Chapter 16 - Proline Protects Plants Against Abiotic Oxidative Stress: Biochemical and Molecular Mechanisms

Abstract

Plants are constantly exposed to various abiotic and biotic stresses in nature. Abiotic stresses such as salinity, drought and extreme temperatures (heat, cold and freezing) are critical factors that reduce crop yields for most major crops worldwide. A widespread phenomena attributed to responses to both abiotic and biotic stresses is the unrestrained accumulation of reactive oxygen species (ROS) in plant cells, which can lead to irreparable metabolic dysfunction and death. To survive under stress conditions, plants have evolved intricate mechanisms to perceive external signals, allowing optimal responses to environmental conditions. Metabolic acclimation via the accumulation of proline is often regarded as a basic strategy for the protection and survival of plants under abiotic stress.
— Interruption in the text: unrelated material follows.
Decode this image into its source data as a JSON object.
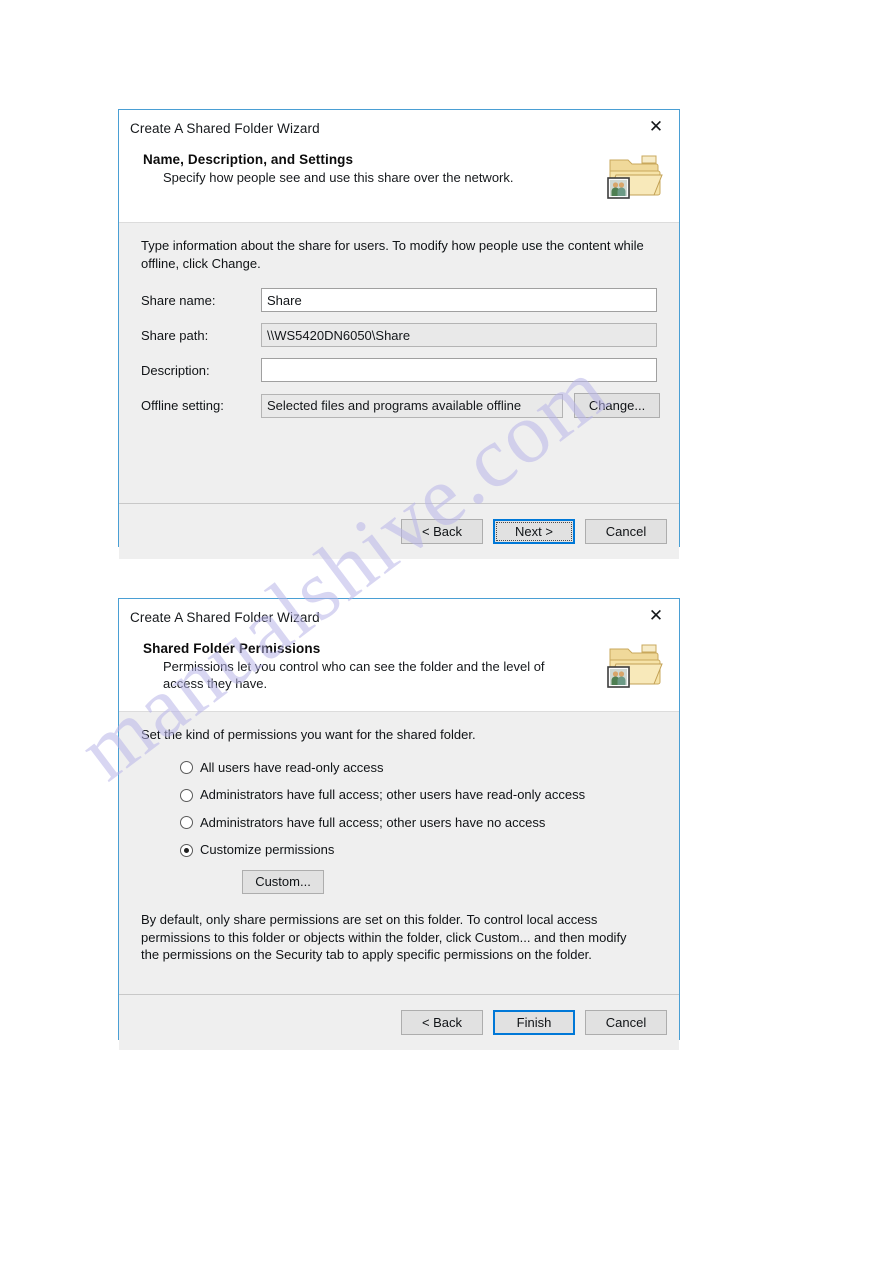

Recent proteomic, genomic and metabolomic studies have revealed that proline, produced under stressful conditions, can act as a compatible solute in osmotic adjustment, a free radical scavenger, a metal chelator, an activator of ROS detoxification pathways, a cell redox balancer, a cytosolic pH buffer, a source of energy, a source of nitrogen and carbon, a stabilizer of subcellular structures and membranes including photosystem II, and can act as a signaling molecule. Moreover, the accumulation of proline – either naturally, generated by the expression of transgenes, or by exogenous application – can induce the expression of stress-responsive genes, including those encoding enzymes that scavenge ROS. In this chapter we will discuss and summarize the current understanding of ROS formation, proline biosynthesis and its accumulation in plants under various abiotic stresses. New insights gained about the molecular mechanisms of proline mediated oxidative stress tolerance will also be discussed.